Le soir, lorsque la troupe revint à Savenay, où le bruit de sa défaite l'avait précédée, la consternation fut au comble. Le sous-préfet, pris de panique, fit déménager en toute hâte ses bureaux et ceux de l'enregistrement ; on les dirigea sur Lavau, prêts à passer la Loire. Des émissaires furent expédiés le soir même à Nantes pour demander des secours.
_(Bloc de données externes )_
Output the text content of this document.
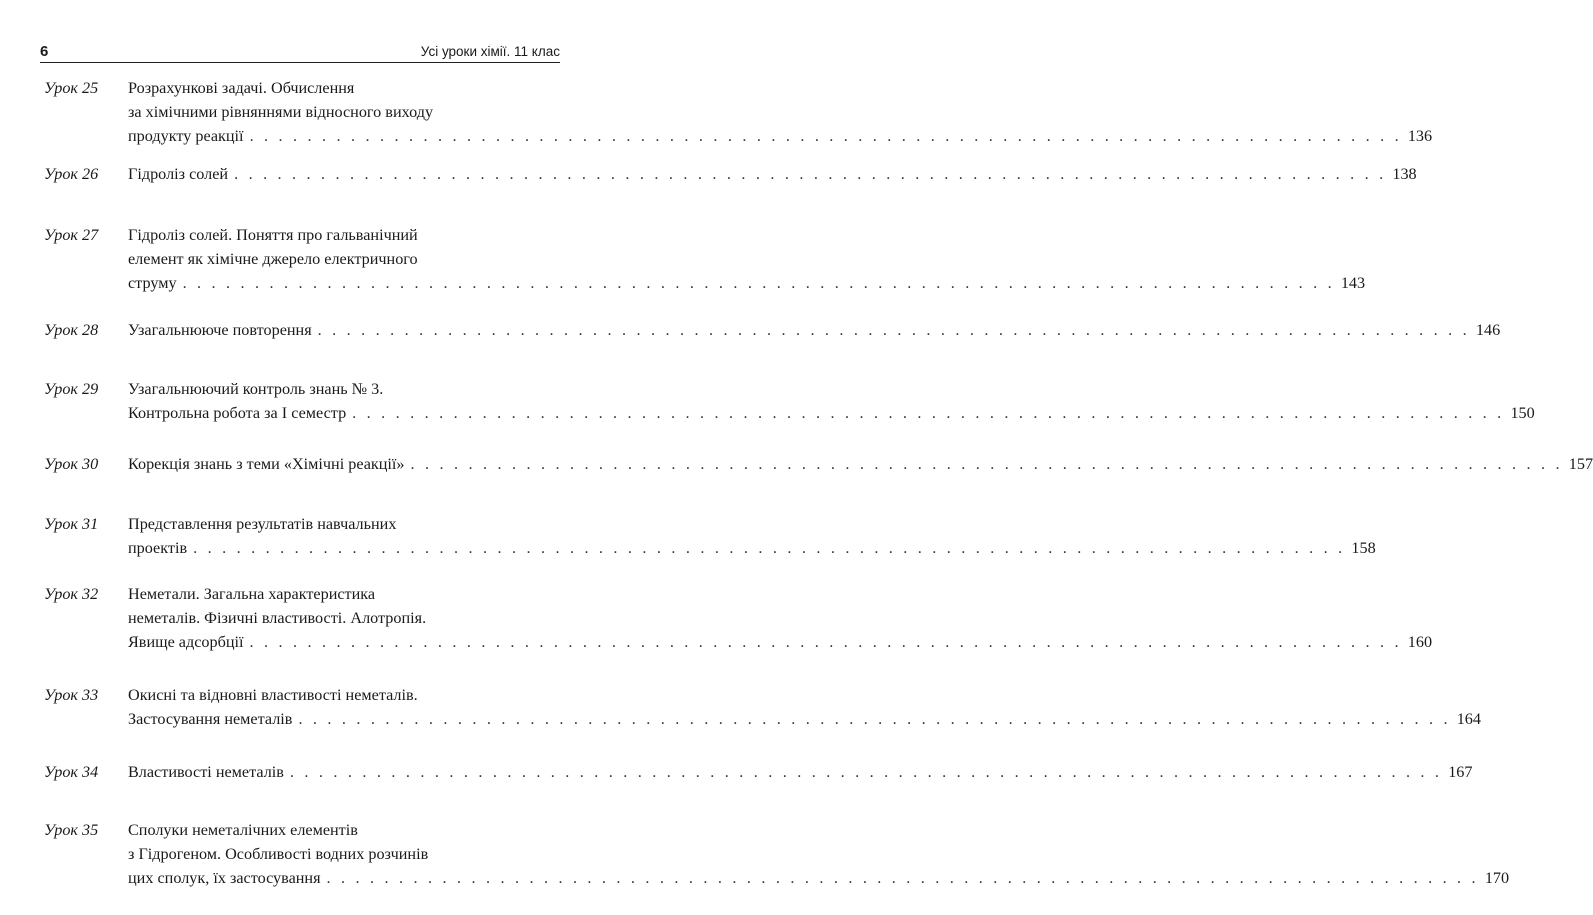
6	Усі уроки хімії. 11 клас
Урок 25 Розрахункові задачі. Обчислення
за хімічними рівняннями відносного виходу
продукту реакції . . . . . . . . . . . . . . . . . . . . . . . . . . . . . . . . . . . . . . . . . . . . . . . . . . . . . . . . . . . . . . . . . . . . . . . . . . . . . . . . 136
Урок 26 Гідроліз солей . . . . . . . . . . . . . . . . . . . . . . . . . . . . . . . . . . . . . . . . . . . . . . . . . . . . . . . . . . . . . . . . . . . . . . . . . . . . . . . . 138
Урок 27 Гідроліз солей. Поняття про гальванічний
елемент як хімічне джерело електричного
струму . . . . . . . . . . . . . . . . . . . . . . . . . . . . . . . . . . . . . . . . . . . . . . . . . . . . . . . . . . . . . . . . . . . . . . . . . . . . . . . . 143
Урок 28 Узагальнююче повторення . . . . . . . . . . . . . . . . . . . . . . . . . . . . . . . . . . . . . . . . . . . . . . . . . . . . . . . . . . . . . . . . . . . . . . . . . . . . . . . . 146
Урок 29 Узагальнюючий контроль знань № 3.
Контрольна робота за І семестр . . . . . . . . . . . . . . . . . . . . . . . . . . . . . . . . . . . . . . . . . . . . . . . . . . . . . . . . . . . . . . . . . . . . . . . . . . . . . . . . 150
Урок 30 Корекція знань з теми «Хімічні реакції» . . . . . . . . . . . . . . . . . . . . . . . . . . . . . . . . . . . . . . . . . . . . . . . . . . . . . . . . . . . . . . . . . . . . . . . . . . . . . . . . 157
Урок 31 Представлення результатів навчальних
проектів . . . . . . . . . . . . . . . . . . . . . . . . . . . . . . . . . . . . . . . . . . . . . . . . . . . . . . . . . . . . . . . . . . . . . . . . . . . . . . . . 158
Урок 32 Неметали. Загальна характеристика
неметалів. Фізичні властивості. Алотропія.
Явище адсорбції . . . . . . . . . . . . . . . . . . . . . . . . . . . . . . . . . . . . . . . . . . . . . . . . . . . . . . . . . . . . . . . . . . . . . . . . . . . . . . . . 160
Урок 33 Окисні та відновні властивості неметалів.
Застосування неметалів . . . . . . . . . . . . . . . . . . . . . . . . . . . . . . . . . . . . . . . . . . . . . . . . . . . . . . . . . . . . . . . . . . . . . . . . . . . . . . . . 164
Урок 34 Властивості неметалів . . . . . . . . . . . . . . . . . . . . . . . . . . . . . . . . . . . . . . . . . . . . . . . . . . . . . . . . . . . . . . . . . . . . . . . . . . . . . . . . 167
Урок 35 Сполуки неметалічних елементів
з Гідрогеном. Особливості водних розчинів
цих сполук, їх застосування . . . . . . . . . . . . . . . . . . . . . . . . . . . . . . . . . . . . . . . . . . . . . . . . . . . . . . . . . . . . . . . . . . . . . . . . . . . . . . . . 170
Les Savenaisiens avaient élevé une sorte de fortification en terre ou de blockaus, et, pour le défendre, on avait convoqué les gardes nationaux des cantons voisins. Il est vrai que nul n'était venu. A Donges seulement, on avait fini par recruter une vingtaine d'hommes, mais le jour où on leur avait distribué des fusils, leurs femmes avaient entouré le capitaine, menaçant de lui arracher les yeux si son escouade sortait du bourg.
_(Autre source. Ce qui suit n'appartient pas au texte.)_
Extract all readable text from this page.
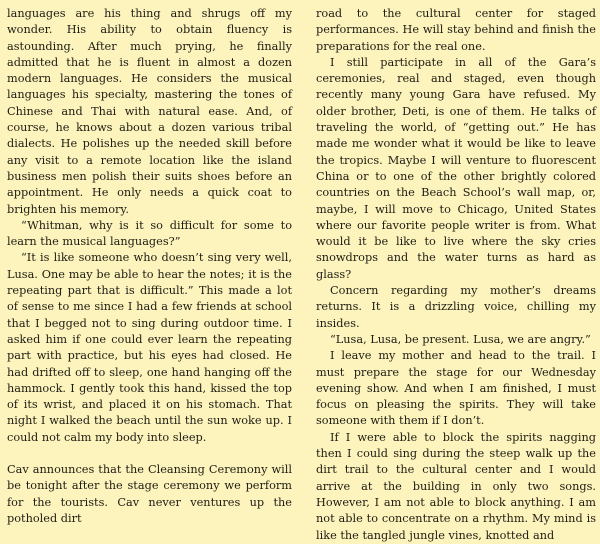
languages are his thing and shrugs off my wonder. His ability to obtain fluency is astounding. After much prying, he finally admitted that he is fluent in almost a dozen modern languages. He considers the musical languages his specialty, mastering the tones of Chinese and Thai with natural ease. And, of course, he knows about a dozen various tribal dialects. He polishes up the needed skill before any visit to a remote location like the island business men polish their suits shoes before an appointment. He only needs a quick coat to brighten his memory.

“Whitman, why is it so difficult for some to learn the musical languages?”

“It is like someone who doesn’t sing very well, Lusa. One may be able to hear the notes; it is the repeating part that is difficult.” This made a lot of sense to me since I had a few friends at school that I begged not to sing during outdoor time. I asked him if one could ever learn the repeating part with practice, but his eyes had closed. He had drifted off to sleep, one hand hanging off the hammock. I gently took this hand, kissed the top of its wrist, and placed it on his stomach. That night I walked the beach until the sun woke up. I could not calm my body into sleep.

Cav announces that the Cleansing Ceremony will be tonight after the stage ceremony we perform for the tourists. Cav never ventures up the potholed dirt

road to the cultural center for staged performances. He will stay behind and finish the preparations for the real one.

I still participate in all of the Gara’s ceremonies, real and staged, even though recently many young Gara have refused. My older brother, Deti, is one of them. He talks of traveling the world, of “getting out.” He has made me wonder what it would be like to leave the tropics. Maybe I will venture to fluorescent China or to one of the other brightly colored countries on the Beach School’s wall map, or, maybe, I will move to Chicago, United States where our favorite people writer is from. What would it be like to live where the sky cries snowdrops and the water turns as hard as glass?

Concern regarding my mother’s dreams returns. It is a drizzling voice, chilling my insides.

“Lusa, Lusa, be present. Lusa, we are angry.”

I leave my mother and head to the trail. I must prepare the stage for our Wednesday evening show. And when I am finished, I must focus on pleasing the spirits. They will take someone with them if I don’t.

If I were able to block the spirits nagging then I could sing during the steep walk up the dirt trail to the cultural center and I would arrive at the building in only two songs. However, I am not able to block anything. I am not able to concentrate on a rhythm. My mind is like the tangled jungle vines, knotted and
A défaut de cette milice rurale, Savenay avait des détachements du 65e de ligne, des brigades de gendarmerie, des soldats de marine et des douaniers. Et maintenant, ces défenseurs étaient battus ; ils pouvaient voir du haut de leurs fameux blockhaus le drapeau blanc flotter partout au loin dans les campagnes.
Dans la ville, on s'attendait à une attaque pour le lendemain, et sans doute, après notre succès, il nous eût été facile de nous en emparer. Mais tel n'était point le dessein de nos chefs, qui avaient à opérer notre jonction avec l'armée bretonne. On laissa donc aux administrateurs de Savenay le temps de calmer leur terreur.
Le lendemain, je couchai à Carheil, chez le marquis de Couëslin, père de notre commandant. Nous étions soixante chefs avec nos chevaux et près de deux cents soldats. Toute cette garnison tenait sans trop de peine dans les vastes bâtiments du château.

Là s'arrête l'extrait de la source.